Longtime KU political science professor, known for challenging students, dies at 73

Allan Cigler

For years Allan Cigler taught an entry-level honors political science class at the University of Kansas, which became a mini-pipeline of sorts for students aspiring to major in the field.

“After that class, out of 20 students we’d get 10 or 12 majors because he was so good,” said longtime colleague Burdett Loomis, also a KU professor of political science. “He loved the interaction with new students, challenging them … he did see that he was shaping people who would have terrific careers, and many of them have.”

Cigler, who spent his entire professional career at KU, died Jan. 13. He was 73.

Cigler was born in Braddock, Penn., according to his obituary. He got his bachelor’s degree from Thiel College (Greenville, Penn.), his master’s from the University of Maryland and his doctorate from Indiana University. He started teaching at KU in 1970, and in 1992 was named a Chancellors Club Teaching Professor.
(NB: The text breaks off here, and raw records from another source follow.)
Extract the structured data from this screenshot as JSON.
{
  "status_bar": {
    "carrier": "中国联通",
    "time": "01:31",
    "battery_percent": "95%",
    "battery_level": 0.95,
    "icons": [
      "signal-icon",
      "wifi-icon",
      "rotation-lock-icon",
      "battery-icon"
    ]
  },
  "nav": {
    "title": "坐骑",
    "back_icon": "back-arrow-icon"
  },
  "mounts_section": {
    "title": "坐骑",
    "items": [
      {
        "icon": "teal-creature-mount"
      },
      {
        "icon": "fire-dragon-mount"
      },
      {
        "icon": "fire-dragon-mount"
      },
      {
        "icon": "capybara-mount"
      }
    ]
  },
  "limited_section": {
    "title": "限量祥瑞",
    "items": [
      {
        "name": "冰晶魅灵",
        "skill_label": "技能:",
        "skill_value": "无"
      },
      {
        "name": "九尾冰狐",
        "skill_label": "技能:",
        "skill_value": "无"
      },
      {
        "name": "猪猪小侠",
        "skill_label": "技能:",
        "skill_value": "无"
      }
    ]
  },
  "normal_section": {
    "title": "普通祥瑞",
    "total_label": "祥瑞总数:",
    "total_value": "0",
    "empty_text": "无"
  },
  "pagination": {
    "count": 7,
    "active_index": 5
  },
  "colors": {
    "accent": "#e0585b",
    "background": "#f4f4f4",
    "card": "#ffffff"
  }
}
“Professor Cigler’s body of work as a researcher speaks for itself, and it is even more notable given his tireless efforts as a teacher and a mentor who helped shape the minds of countless students during his 44 years at KU,” KU Chancellor Bernadette Gray-Little said in a statement from the university.

Cigler did serve about 20 years as an undergraduate adviser for the political science department, Loomis said. Beyond that, he was not interested in climbing the administrative ladder.

“I think that he was pretty much constitutionally unwilling to do any more administration than represent undergraduates, which were really his passion,” Loomis said.

Cigler, who himself came from a working-poor family, would probably be called “a little bit curmudgeonly” by a lot of people, Loomis said.

“He knew what he thought,” Loomis said, and he had high standards in the classroom — giving in to grade inflation less easily than many peers, but managing to still get good student reviews.

Mark Hansen, now a professor of political science at the University of Chicago, was in Cigler’s honors class in 1978.

“He had an enormous enthusiasm for his subject, and it was clear he genuinely enjoyed teaching and genuinely enjoyed students,” Hansen said.

Hansen said Cigler, who advised his senior honors thesis, was the teacher who encouraged him to think about graduate school, then how best to prepare for it.

Years later, when Hansen helped establish KU Endowment’s Allan J. Cigler Fund for Academic Enrichment, he said he realized he was far from Cigler’s only grateful alumni.

“He had student after student after student whom he was just really committed to and went out of his way to help, and made a big difference in their lives,” Hansen said.

Cigler’s areas of expertise were American political parties and interest groups, topics on which he published several books and many articles, including some co-authored with Loomis.

Their first joint book stemmed from when Loomis planned to teach a class on interest groups in the early 1980s but couldn’t find a “decent” text. So, Loomis said, he and Cigler approached a publisher and co-wrote the reader “Interest Group Politics,” which is now in its ninth edition.

Loomis said Cigler, who retired from KU a couple years ago, suffered from a degenerative neurological disease.

According to his obituary, Cigler donated his body to the KU Medical Center.

Cigler is survived by his wife, Beth, and daughter, Kirsten Cigler Nelson. No public memorial services are planned.